I’d tell myself that the road ahead will be unexpected, but to appreciate every twist and turn. Even though I work in a totally different field from my degree (not many folks are professional political philosophers), I know that what I learned in and outside of the classroom at Brown has shaped not just what I do, but how I do it — and how I see my opportunity to influence business and society for the better. 

I’d tell my younger self to slow down and take in each experience after graduating, but not to do anything differently. Take more time to notice, appreciate, and savor the experiences, and take that winding path through a variety of roles, organizations, and sectors… the travel, the exposure to new communities and different cultural contexts… all of that will make sense someday, even if it wasn’t always clear in the moment. Just don’t rush it.

What is happening at Brown today that excites you? 

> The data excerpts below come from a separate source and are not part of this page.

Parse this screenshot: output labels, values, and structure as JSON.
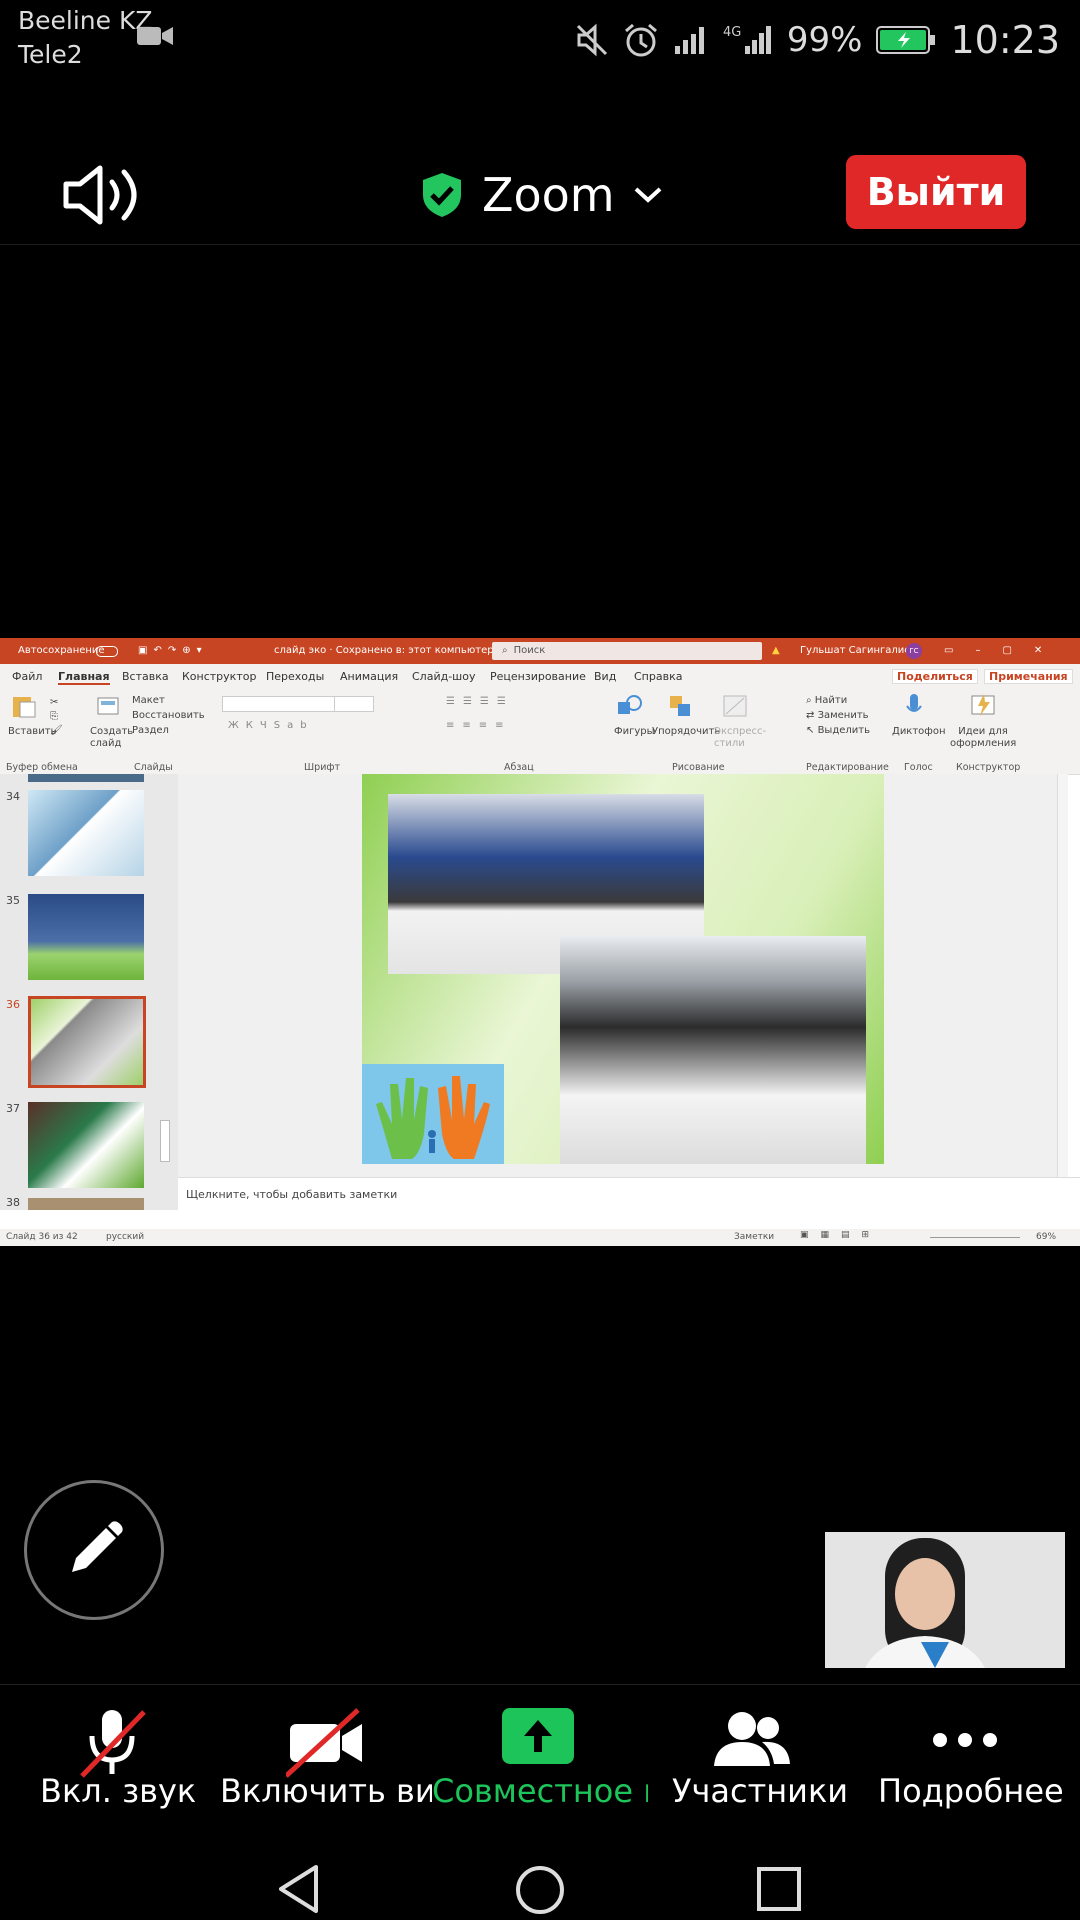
{
  "status": {
    "carrier1": "Beeline KZ",
    "carrier2": "Tele2",
    "battery": "99%",
    "time": "10:23"
  },
  "topbar": {
    "title": "Zoom",
    "leave": "Выйти"
  },
  "ppt": {
    "autosave": "Автосохранение",
    "doc": "слайд эко · Сохранено в: этот компьютер ⌄",
    "search": "Поиск",
    "user": "Гульшат Сагингалиева",
    "initials": "ГС",
    "menu": [
      "Файл",
      "Главная",
      "Вставка",
      "Конструктор",
      "Переходы",
      "Анимация",
      "Слайд-шоу",
      "Рецензирование",
      "Вид",
      "Справка"
    ],
    "share": "Поделиться",
    "comments": "Примечания",
    "groups": [
      "Буфер обмена",
      "Слайды",
      "Шрифт",
      "Абзац",
      "Рисование",
      "Редактирование",
      "Голос",
      "Конструктор"
    ],
    "buttons": {
      "paste": "Вставить",
      "newslide": "Создать слайд",
      "layout": "Макет",
      "reset": "Восстановить",
      "section": "Раздел",
      "shapes": "Фигуры",
      "arrange": "Упорядочить",
      "quickstyles": "Экспресс-стили",
      "find": "Найти",
      "replace": "Заменить",
      "select": "Выделить",
      "dictate": "Диктофон",
      "ideas": "Идеи для оформления"
    },
    "thumb_nums": [
      "34",
      "35",
      "36",
      "37",
      "38"
    ],
    "notes": "Щелкните, чтобы добавить заметки",
    "status_slide": "Слайд 36 из 42",
    "status_lang": "русский",
    "status_notes": "Заметки",
    "zoom": "69%"
  },
  "toolbar": {
    "audio": "Вкл. звук",
    "video": "Включить вид",
    "share": "Совместное и",
    "participants": "Участники",
    "more": "Подробнее"
  },
  "colors": {
    "leave": "#e02828",
    "share_green": "#1cc45a",
    "ppt_red": "#c74523",
    "shield": "#22c55e"
  }
}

The work that Brown is doing in diversity, equity, and inclusion is exciting and it’s important. There is no part of the University or alumni experience that is not touched by a renewed focus on DEI. Within the Association of Class Leaders, I chair our Diversity, Equity and Inclusion Committee, and I am excited by the opportunity to bring this focus of the University into our alumni class leadership. We cannot rewrite human history, but we can work towards a more equitable and inclusive future, and as alumni volunteers and leaders we have the opportunity to educate, engage, and mobilize a huge base of alumni, students, family, and friends towards that vision. President Christina H. Paxson set the tone in a letter to the alumni community: “I feel cautious optimism for the seeds of lasting change, but with an eye toward the hard work that must continue to combat systemic racism, inequity, brutality, and violence that exists in society.” As a member of the LGBTQIA+ community, I can tell you first-hand the work of change is hard. But, the potential of what the University and our society can be, and the opportunity to help pull that thread through into the alumni experience — that’s exciting.

“ Take more time to notice, appreciate, and savor the experiences, and take that winding path. ”

Zack Langway is a communications leader with broad experience, domestically and globally, across consumer healthcare, health equity, global health and development, and health care innovation. Throughout his career, Langway has worked with nonprofits, businesses, and change agents to combine science, storytelling, and community engagement into communications strategies that help advance health and wellness. Langway currently leads strategic communications for Johnson & Johnson’s Office of the Chief Medical Officer and also serves as Global Leader for Communication and Health Equity for the J&J Open&Out LGBTQIA+ Employee Resource Group. Prior, he has held leadership roles in digital strategy, advocacy, and strategic communications at agencies and nonprofit organizations. He graduated with a bachelor's degree from Brown University and a master's degree in communication from Johns Hopkins University, and he serves as an adjunct instructor at Rutgers University and Towson University. Langway lives in New Jersey with his husband, Matt, and their son, Samuel.